Не прошло и трех минут, как старик оседлал лошадь и поскакал галопом. В тот же момент всадник, который был направляющим, в свою очередь отделился от стада и помчался ему навстречу на огромном мраморном коне.
Они остановились друг против друга, и, когда их лошади перестали выделывать вольты, управляющий «Кунагуаро» широким жестом обвел массу животных, продолжавших свое медленное наступление.

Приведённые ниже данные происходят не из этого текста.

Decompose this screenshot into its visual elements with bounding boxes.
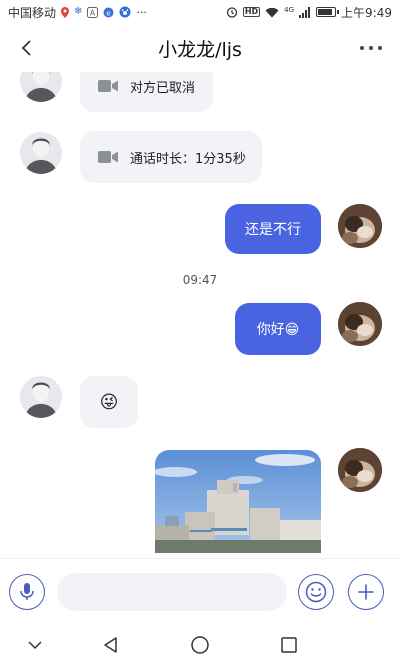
snowflake-icon: ❄ bbox=[74, 6, 83, 17]
dog-photo-avatar bbox=[338, 302, 382, 346]
more-actions-button[interactable] bbox=[348, 574, 384, 610]
person-avatar-icon bbox=[20, 72, 62, 102]
app-a-icon: A bbox=[87, 6, 99, 18]
message-text: 对方已取消 bbox=[130, 80, 196, 96]
status-left: 中国移动 ❄ A e ··· bbox=[8, 4, 147, 21]
video-camera-icon bbox=[98, 79, 118, 93]
chat-message-list[interactable]: 对方已取消 通话时长：1分35秒 还是不行 09:47 你好😁 😜 bbox=[0, 72, 400, 558]
nav-recents-button[interactable] bbox=[276, 632, 302, 658]
voice-button[interactable] bbox=[9, 574, 45, 610]
message-text: 你好😁 bbox=[256, 322, 300, 338]
dog-photo-avatar bbox=[338, 448, 382, 492]
battery-level bbox=[318, 9, 333, 15]
more-notifications-icon: ··· bbox=[136, 5, 147, 19]
paw-icon bbox=[119, 6, 131, 18]
carrier-label: 中国移动 bbox=[8, 5, 57, 20]
svg-text:e: e bbox=[107, 9, 111, 17]
network-type-label: 4G bbox=[284, 5, 295, 14]
building-photo bbox=[155, 450, 321, 553]
nav-hide-button[interactable] bbox=[22, 632, 48, 658]
message-bubble-call-duration[interactable]: 通话时长：1分35秒 bbox=[80, 131, 262, 183]
square-recents-icon bbox=[281, 637, 297, 653]
system-nav-bar bbox=[0, 624, 400, 666]
contact-avatar[interactable] bbox=[20, 72, 62, 102]
browser-icon: e bbox=[103, 7, 114, 18]
back-button[interactable] bbox=[14, 36, 38, 60]
alarm-icon bbox=[226, 6, 238, 18]
signal-icon bbox=[299, 6, 311, 18]
person-avatar-icon bbox=[20, 376, 62, 418]
microphone-icon bbox=[20, 583, 34, 600]
message-text: 😜 bbox=[99, 391, 119, 413]
message-image-bubble[interactable] bbox=[155, 450, 321, 553]
circle-home-icon bbox=[191, 636, 209, 654]
page-title: 小龙龙/ljs bbox=[158, 38, 242, 61]
message-text: 还是不行 bbox=[245, 222, 301, 238]
chevron-down-icon bbox=[28, 641, 42, 650]
message-bubble-outgoing[interactable]: 还是不行 bbox=[225, 204, 321, 254]
battery-icon bbox=[316, 7, 340, 17]
status-bar: 中国移动 ❄ A e ··· HD 4G 上午9:49 bbox=[0, 0, 400, 24]
message-bubble-call-cancelled[interactable]: 对方已取消 bbox=[80, 72, 213, 112]
plus-icon bbox=[358, 584, 374, 600]
wifi-icon bbox=[265, 7, 279, 18]
person-avatar-icon bbox=[20, 132, 62, 174]
message-text: 通话时长：1分35秒 bbox=[130, 151, 246, 167]
message-bubble-emoji[interactable]: 😜 bbox=[80, 376, 138, 428]
status-time: 上午9:49 bbox=[341, 5, 392, 20]
chat-header: 小龙龙/ljs bbox=[0, 24, 400, 72]
dog-photo-avatar bbox=[338, 204, 382, 248]
back-arrow-icon bbox=[21, 40, 31, 56]
smiley-icon bbox=[305, 581, 327, 603]
more-dots-icon bbox=[360, 46, 364, 50]
location-pin-icon bbox=[61, 6, 70, 18]
nav-back-button[interactable] bbox=[98, 632, 124, 658]
message-bubble-outgoing[interactable]: 你好😁 bbox=[235, 303, 321, 355]
emoji-button[interactable] bbox=[298, 574, 334, 610]
contact-avatar[interactable] bbox=[20, 376, 62, 418]
message-timestamp: 09:47 bbox=[182, 273, 218, 287]
message-input-bar bbox=[0, 558, 400, 624]
status-right: HD 4G 上午9:49 bbox=[226, 4, 392, 21]
contact-avatar[interactable] bbox=[20, 132, 62, 174]
more-options-button[interactable] bbox=[360, 38, 382, 58]
svg-text:A: A bbox=[90, 8, 96, 17]
message-input[interactable] bbox=[57, 573, 287, 611]
triangle-back-icon bbox=[104, 637, 117, 653]
my-avatar[interactable] bbox=[338, 302, 382, 346]
hd-badge: HD bbox=[242, 7, 261, 17]
nav-home-button[interactable] bbox=[187, 632, 213, 658]
my-avatar[interactable] bbox=[338, 204, 382, 248]
my-avatar[interactable] bbox=[338, 448, 382, 492]
video-camera-icon bbox=[98, 150, 118, 164]
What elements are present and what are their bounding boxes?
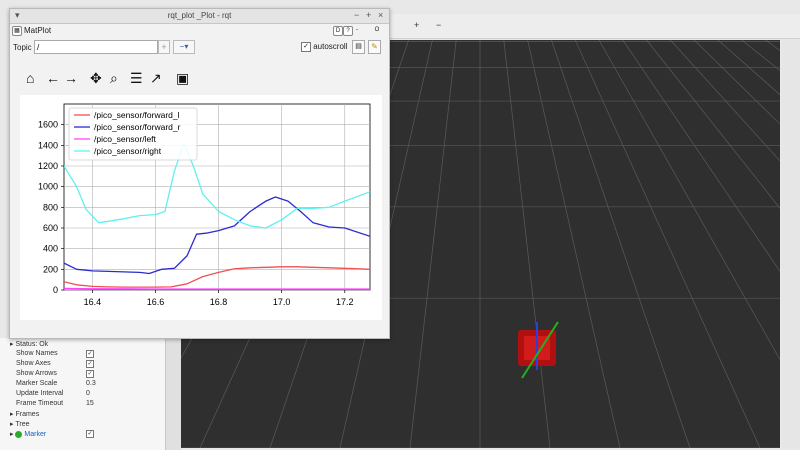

— Куда ты направляешься со всем этим? — поинтересовался он.
Рамиро Галеон, державший руку около рукоятки тяжелого револьвера, который он намеренно выставил на обозрение, тряхнул головой и при этом снял широкополую шляпу, чтобы отереть рукавом пот со лба.
— Сам видишь! — спокойно ответил он. — Перегоняем этих бычков к дому.
— К дому?
— Я же тебе сказал: к дому, — весело рассмеялся Рамиро. — Мы с братьями остановимся вот здесь, где кончается ковыль, а ты передашь послание красотке. — Он сделал паузу, пытаясь придать больше веса своим словам, и, достав из кармана своей пропитанной потом рубашки толстую гаванскую сигару, присовокупил: — Если за то время, что я буду курить эту сигару, она не изъявит готовность выйти замуж за моего хозяина, скот у нас начнет разбегаться, а тебе известно, что стоит этим тварям побежать, и они все разнесут, щепки на щепке не оставят. А тех, кто окажется среди них, раздавят, словно перезрелый фрукт.
Акилес Анайя дернулся было к винтовке, однако косоглазый его опередил, выхватив револьвер и наставив ему на грудь.